The year that followed was uneventful. The KSC continued to proclaim its "national" and "democratic" orientation. The turning point came in the summer of 1947. In July the Czechoslovak government, with KSC approval, accepted an Anglo-French invitation to attend preliminary discussions of the Marshall Plan. The Soviet Union responded immediately to the Czechoslovak move to continue the Western alliance. Stalin summoned Gottwald to Moscow; upon his return to Prague, the KSC reversed its decision. In subsequent months, the party demonstrated a significant radicalization of its tactics.
The KSC raised the specter of an impending counterrevolutionary coup as a pretext for intensified activity. Originally announced by Gottwald at the KSC Central Committee meeting in November 1947, news of the "reactionary plot" was disseminated throughout the country by communist agents provocateurs and by the communist press. In January 1948, the communist-controlled Ministry of Interior proceeded to purge the Czechoslovak security forces, substituting communists for noncommunists. Simultaneously, the KSC began agitating for increased nationalization and for a new land reform limiting landholdings to fifty hectares.

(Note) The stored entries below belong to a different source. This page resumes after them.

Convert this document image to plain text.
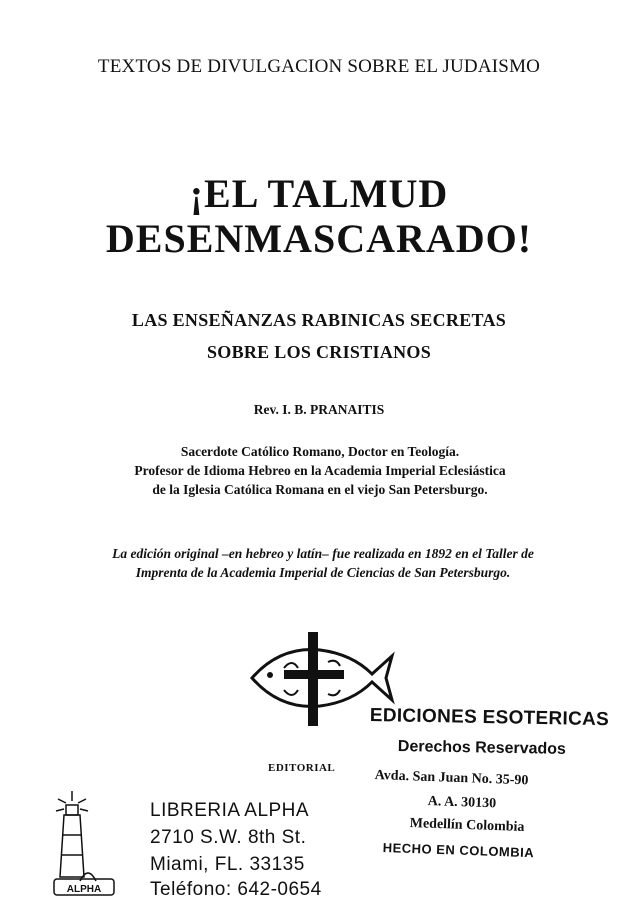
TEXTOS DE DIVULGACION SOBRE EL JUDAISMO
¡EL TALMUD
DESENMASCARADO!
LAS ENSEÑANZAS RABINICAS SECRETAS
SOBRE LOS CRISTIANOS
Rev. I. B. PRANAITIS
Sacerdote Católico Romano, Doctor en Teología.
Profesor de Idioma Hebreo en la Academia Imperial Eclesiástica
de la Iglesia Católica Romana en el viejo San Petersburgo.
La edición original –en hebreo y latín– fue realizada en 1892 en el Taller de
Imprenta de la Academia Imperial de Ciencias de San Petersburgo.
EDITORIAL
ALPHA
LIBRERIA ALPHA
2710 S.W. 8th St.
Miami, FL. 33135
Teléfono: 642-0654
EDICIONES ESOTERICAS
Derechos Reservados
Avda. San Juan No. 35-90
A. A. 30130
Medellín Colombia
HECHO EN COLOMBIA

A cabinet crisis precipitated the February coup Czechoslovak. National Socialist ministers, backed by all noncommunist parties, demanded a halt to the communists' blatant use of the Ministry of Interior's police and security forces to suppress noncommunists. Prime Minister Gottwald, however, repeatedly forestalled discussion of the police issue. On February 20, National Socialists resigned from the cabinet in protest. The Catholic People's Party and the Slovak Democratic Party followed suit.
The twelve noncommunist ministers resigned, in part, to induce Benes to call for early elections: Communist losses were anticipated owing to popular disapproval of recent KSC tactics. A January poll indicated a 10-percent decline in communist electoral support. The Czechoslovak National Socialists made their move, however, without adequate coordination with Benes. The democratic parties, in addition, made no effort to rally popular support.
Benes refused to accept the cabinet resignations and did not call for elections. In the days that followed, he shunned democratic ministers to avoid accusation of collusion. The Czechoslovak army remained neutral.
In the meantime, the KSC garnered its forces. The communistcontrolled Ministry of Interior deployed police regiments to sensitive areas and equipped a workers' militia. The communist-controlled Ministry of Information refused broadcasting time to noncommunist officials. Ministries held by democratic parties were "secured" by communist "action committees." The action committees also purged all governmental and political party organs of unreliable elements.
On February 25, Benes, perhaps fearing Soviet intervention, capitulated. He accepted the resignations of the dissident ministers and received a new cabinet list from Gottwald, thus completing the communist takeover.